When people say they don’t have time to meditate, I ask them, ‘Do you have time to feel like sh*t?’” So says meditation guru Gabrielle Bernstein at our first meeting, and I have to admit, she has a point. The ancient practice is suddenly trending, with a new study practically every week touting its pros: stress reduction, anti-ageing, stronger immunity. It appears literally to change our overtaxed brains, turning down activity in the areas involved in anxiety and turning it up in the areas that keep emotions in check. The cons are...none, basically. It’s like a wonder drug with no Rx needed and no side effects. So I’d added it to my to-do list. The problem: I never did it. There were memos to prepare, runs to run. Even if I could find the time just to sit in silence, how could I stop the thoughts about everything else I should be doing?
Experts will tell you there’s no wrong way to meditate, as long as you’re a) in a comfortable position in a quiet space, b) focused on something specific, and c) holding a non-judgemental attitude. Yet my first attempt was a flop. I had signed up for a group class.

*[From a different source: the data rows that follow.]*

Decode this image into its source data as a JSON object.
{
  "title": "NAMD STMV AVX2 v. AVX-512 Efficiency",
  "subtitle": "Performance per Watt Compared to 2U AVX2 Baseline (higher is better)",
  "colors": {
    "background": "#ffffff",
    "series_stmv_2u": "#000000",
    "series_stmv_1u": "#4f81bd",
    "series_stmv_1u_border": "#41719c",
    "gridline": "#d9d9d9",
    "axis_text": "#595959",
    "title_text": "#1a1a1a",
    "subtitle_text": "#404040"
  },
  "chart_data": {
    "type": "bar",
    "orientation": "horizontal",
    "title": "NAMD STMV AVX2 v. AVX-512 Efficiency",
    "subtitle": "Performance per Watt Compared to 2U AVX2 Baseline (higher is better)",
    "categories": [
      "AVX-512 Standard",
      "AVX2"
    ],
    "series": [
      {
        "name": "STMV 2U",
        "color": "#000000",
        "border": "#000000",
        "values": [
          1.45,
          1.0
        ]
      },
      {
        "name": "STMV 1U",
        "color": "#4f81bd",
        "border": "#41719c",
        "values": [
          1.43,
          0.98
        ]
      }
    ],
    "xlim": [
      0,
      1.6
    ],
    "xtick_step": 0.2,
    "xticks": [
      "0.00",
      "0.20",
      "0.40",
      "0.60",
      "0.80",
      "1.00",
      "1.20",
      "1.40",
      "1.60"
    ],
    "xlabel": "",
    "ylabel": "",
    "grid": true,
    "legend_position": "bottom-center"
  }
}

I rushed in, behind schedule and panting, and all I could focus on were the sweat beads slowly tracing their way down my spine, how uncomfy my meditation cushion was, and the puzzle of how meditation requires you to sit even though being sedentary is bad, yet meditation is good. I left feeling no less stressed than I was when I walked in.
All of which brought me to Bernstein, the author of Miracles Now. “I’m trying to meditate, and I’m mad at myself that I can’t,” I tell her. “It’s like I’m trying to win at meditation.” She assures me that she hears this from clients a lot and adds that trying to meditate for 45 minutes the first time out is like starting an exercise plan with a triathlon. In fact, less than five minutes is enough.
Bernstein teaches me a beginners’ Kundalini meditation: I take long, deep breaths for three minutes while repeating the mantra sat nam (truth identified), then simply sit quietly for a minute. Afterwards, I feel both energised and relaxed. Then Bernstein gives me a directive to meditate daily. Bubble = burst.
Wonder drug or not, meditating is harder than popping a pill. So I pick up a few more tools. I download the app OMG. I Can Meditate!, which targets specific moments—conflicts, office stress, walking. I also happen upon a YouTube video called F*ck That: A Guided Meditation. It has Enya-like music and expletive-laced instructions. (“You’re here now, in this place with your inner stillness. Those b*tches can’t get under your skin. They can’t even.”) After I stop laughing, I find it surprisingly useful.
I start meditating more and more, if not everyday. I repeat my mantra at a friend’s bachelorette party, during transit, on a beach in Spain. And the more I do it, the less my mind wanders. I start to plan my day around my meditation classes. I receive multiple compliments. Meditation really does have endless benefits.